The system uses a two-source token resolution strategy:

  1. Environment variable (GITHUB_TOKEN): First priority. Standard for CI/CD workflows and automated environments.
  2. GitHub CLI (gh auth token): Fallback. Leverages the user's existing gh authentication (browser-based OAuth, device flow, or personal access tokens).

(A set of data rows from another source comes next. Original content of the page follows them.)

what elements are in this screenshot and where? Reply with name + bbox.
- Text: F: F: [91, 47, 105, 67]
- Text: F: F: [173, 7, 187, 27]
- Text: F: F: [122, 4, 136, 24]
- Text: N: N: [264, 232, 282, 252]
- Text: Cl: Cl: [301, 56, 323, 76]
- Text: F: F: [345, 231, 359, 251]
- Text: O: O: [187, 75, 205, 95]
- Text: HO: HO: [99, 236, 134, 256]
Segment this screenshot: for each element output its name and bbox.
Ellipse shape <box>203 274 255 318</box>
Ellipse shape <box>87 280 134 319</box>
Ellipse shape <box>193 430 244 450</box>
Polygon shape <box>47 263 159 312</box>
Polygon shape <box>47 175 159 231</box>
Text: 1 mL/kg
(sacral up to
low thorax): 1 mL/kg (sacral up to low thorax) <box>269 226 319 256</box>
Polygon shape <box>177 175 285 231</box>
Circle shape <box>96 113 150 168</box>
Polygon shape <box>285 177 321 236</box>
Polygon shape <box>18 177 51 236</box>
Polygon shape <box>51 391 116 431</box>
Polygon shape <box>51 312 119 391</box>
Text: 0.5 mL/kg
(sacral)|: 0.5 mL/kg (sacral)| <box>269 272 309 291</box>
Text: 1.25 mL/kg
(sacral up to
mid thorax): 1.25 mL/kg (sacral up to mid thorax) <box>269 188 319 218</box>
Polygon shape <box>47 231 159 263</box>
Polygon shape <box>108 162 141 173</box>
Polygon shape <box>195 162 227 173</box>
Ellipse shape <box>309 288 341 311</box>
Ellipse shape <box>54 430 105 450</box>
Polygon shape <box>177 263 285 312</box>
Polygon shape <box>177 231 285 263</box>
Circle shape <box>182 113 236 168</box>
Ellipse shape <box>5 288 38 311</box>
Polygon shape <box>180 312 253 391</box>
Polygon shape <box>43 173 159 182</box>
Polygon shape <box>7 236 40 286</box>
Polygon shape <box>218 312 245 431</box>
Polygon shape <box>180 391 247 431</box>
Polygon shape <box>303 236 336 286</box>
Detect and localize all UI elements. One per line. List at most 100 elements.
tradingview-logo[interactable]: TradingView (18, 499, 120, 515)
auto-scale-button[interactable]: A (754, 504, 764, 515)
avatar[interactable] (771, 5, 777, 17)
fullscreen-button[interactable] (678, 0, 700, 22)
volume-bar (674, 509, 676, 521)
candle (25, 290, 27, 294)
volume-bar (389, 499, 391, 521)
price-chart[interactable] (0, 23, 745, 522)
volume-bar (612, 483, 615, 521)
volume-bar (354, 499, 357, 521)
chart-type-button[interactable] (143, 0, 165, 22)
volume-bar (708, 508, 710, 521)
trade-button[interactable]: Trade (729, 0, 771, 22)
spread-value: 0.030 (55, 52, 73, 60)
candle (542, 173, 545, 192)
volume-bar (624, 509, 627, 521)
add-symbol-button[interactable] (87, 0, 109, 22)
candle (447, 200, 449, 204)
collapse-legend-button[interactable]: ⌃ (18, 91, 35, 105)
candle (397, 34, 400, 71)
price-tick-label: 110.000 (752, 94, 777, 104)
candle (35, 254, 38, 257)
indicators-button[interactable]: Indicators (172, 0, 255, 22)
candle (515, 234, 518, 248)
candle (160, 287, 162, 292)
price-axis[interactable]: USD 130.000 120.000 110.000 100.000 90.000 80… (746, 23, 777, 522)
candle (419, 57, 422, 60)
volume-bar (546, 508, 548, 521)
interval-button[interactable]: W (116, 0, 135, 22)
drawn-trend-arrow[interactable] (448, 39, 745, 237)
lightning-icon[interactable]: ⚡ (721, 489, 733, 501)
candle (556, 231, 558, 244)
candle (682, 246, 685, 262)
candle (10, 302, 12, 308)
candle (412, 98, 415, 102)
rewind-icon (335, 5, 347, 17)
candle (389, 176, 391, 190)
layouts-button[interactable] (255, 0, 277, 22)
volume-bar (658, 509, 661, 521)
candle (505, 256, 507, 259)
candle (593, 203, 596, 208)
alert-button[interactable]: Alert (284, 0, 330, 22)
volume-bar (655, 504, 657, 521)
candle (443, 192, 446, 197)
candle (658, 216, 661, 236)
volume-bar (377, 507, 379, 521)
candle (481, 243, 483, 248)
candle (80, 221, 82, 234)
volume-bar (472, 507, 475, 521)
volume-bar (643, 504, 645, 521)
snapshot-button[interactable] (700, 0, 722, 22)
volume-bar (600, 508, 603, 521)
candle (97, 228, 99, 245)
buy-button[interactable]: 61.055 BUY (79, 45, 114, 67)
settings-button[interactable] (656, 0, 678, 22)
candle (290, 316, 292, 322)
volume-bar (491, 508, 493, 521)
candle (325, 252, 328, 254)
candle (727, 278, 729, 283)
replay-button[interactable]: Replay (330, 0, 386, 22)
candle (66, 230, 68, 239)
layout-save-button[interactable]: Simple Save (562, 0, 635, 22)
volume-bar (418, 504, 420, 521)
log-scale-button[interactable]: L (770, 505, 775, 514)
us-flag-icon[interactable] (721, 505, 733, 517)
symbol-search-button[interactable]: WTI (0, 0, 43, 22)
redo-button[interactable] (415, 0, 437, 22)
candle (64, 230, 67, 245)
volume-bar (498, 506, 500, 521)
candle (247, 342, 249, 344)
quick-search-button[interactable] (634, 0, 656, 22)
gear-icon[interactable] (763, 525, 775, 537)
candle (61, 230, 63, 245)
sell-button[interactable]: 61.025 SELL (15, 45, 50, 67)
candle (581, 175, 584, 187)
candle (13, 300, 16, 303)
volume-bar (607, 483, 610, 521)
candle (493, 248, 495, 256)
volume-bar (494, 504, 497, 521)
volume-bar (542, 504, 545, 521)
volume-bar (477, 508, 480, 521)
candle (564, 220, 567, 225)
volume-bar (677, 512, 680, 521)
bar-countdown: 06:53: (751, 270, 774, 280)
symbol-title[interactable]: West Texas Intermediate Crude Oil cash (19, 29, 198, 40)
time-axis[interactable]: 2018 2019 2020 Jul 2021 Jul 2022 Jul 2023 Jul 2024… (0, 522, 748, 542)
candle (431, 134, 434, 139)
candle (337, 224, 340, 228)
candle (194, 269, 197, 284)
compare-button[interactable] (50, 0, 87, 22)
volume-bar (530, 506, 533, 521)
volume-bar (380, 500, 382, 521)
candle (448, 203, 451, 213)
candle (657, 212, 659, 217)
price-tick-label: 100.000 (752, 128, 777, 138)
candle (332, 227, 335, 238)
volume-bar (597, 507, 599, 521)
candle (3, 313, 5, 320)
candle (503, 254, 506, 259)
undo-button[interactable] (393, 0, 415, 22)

The token is used as an OAuth2 static token for both the GraphQL client and the REST client. Failure to obtain a token from either source results in a fatal error with the message: "authentication failed: set GITHUB_TOKEN or run 'gh auth login'"

Configuration

User configuration is loaded from ~/.config/gh-observer/config.yaml. Missing files or partial configs use sensible defaults.

refresh_interval: 5s
enable_links: true
colors:
  success: 10
  failure: 9
  running: 11
  queued: 8
Setting Type Default Purpose
refresh_interval Go duration 5s Polling frequency for check run updates
enable_links bool true Render OSC 8 terminal hyperlinks
colors.success ANSI 256-color 10 (green) Color for passed checks
colors.failure ANSI 256-color 9 (red) Color for failed checks
colors.running ANSI 256-color 11 (yellow) Color for in-progress checks
colors.queued ANSI 256-color 8 (gray) Color for queued checks

Error Handling

Error Source TUI Mode Snapshot Mode
Authentication failure Fatal (exit 1) Fatal (exit 1)
PR detection failure Fatal (exit 1) Fatal (exit 1)
Config load failure Fatal (exit 1) Fatal (exit 1)
PR info fetch failure Fatal (quit TUI, exit 1) Fatal (exit 1)
Check run fetch failure Non-fatal (stores error, continues polling) Fatal (exit 1)
Workflow discovery failure Non-fatal (skips averages) Non-fatal (skips averages)
Individual workflow history failure Non-fatal (graceful degradation) Non-fatal (graceful degradation)
Network error during polling Non-fatal (error displayed, next tick retries) N/A (single fetch)

Exit Codes

Condition Exit Code
All checks passed 0
Any check has failure conclusion (failure, timed_out, action_required) 1
Application error (auth, config, PR detection) 1
No checks found (snapshot mode) 0

Rate Limiting

Rate Limit Remaining Behavior
>= 100 Normal polling + history fetching allowed
10-99 Normal polling, history fetching suppressed
< 10 Poll interval triples (e.g., 5s -> 15s)
Unavailable Assume 5000 remaining

Startup Phase Handling

The TUI provides contextual messages during GitHub Actions' typical 30-90s startup delay:

Time Since Push Message
< 2 minutes "Startup Phase" with "Waiting for Actions to start..."
2-3 minutes "Still waiting" with "Checks may be delayed"
> 3 minutes "No checks found" with "workflows may not be configured"

Security Considerations

  • Token handling: The GitHub token is held in memory only; never written to logs or persistent storage. Debug logs redact sensitive data.
  • No secrets in config: The configuration file contains only display preferences (colors, intervals), not credentials.
  • No inbound network: The application only makes outbound HTTPS requests to api.github.com and github.com. It listens on no ports.
  • No file writes (except debug): The application does not modify any files on the user's system unless --debug is enabled, in which case it writes debug logs under the OS temporary directory (e.g., os.TempDir()/gh-observer-debug/).
  • Subprocess execution: Only gh is executed as a subprocess, and only for authentication and PR detection. No user-supplied arguments are passed to shell execution.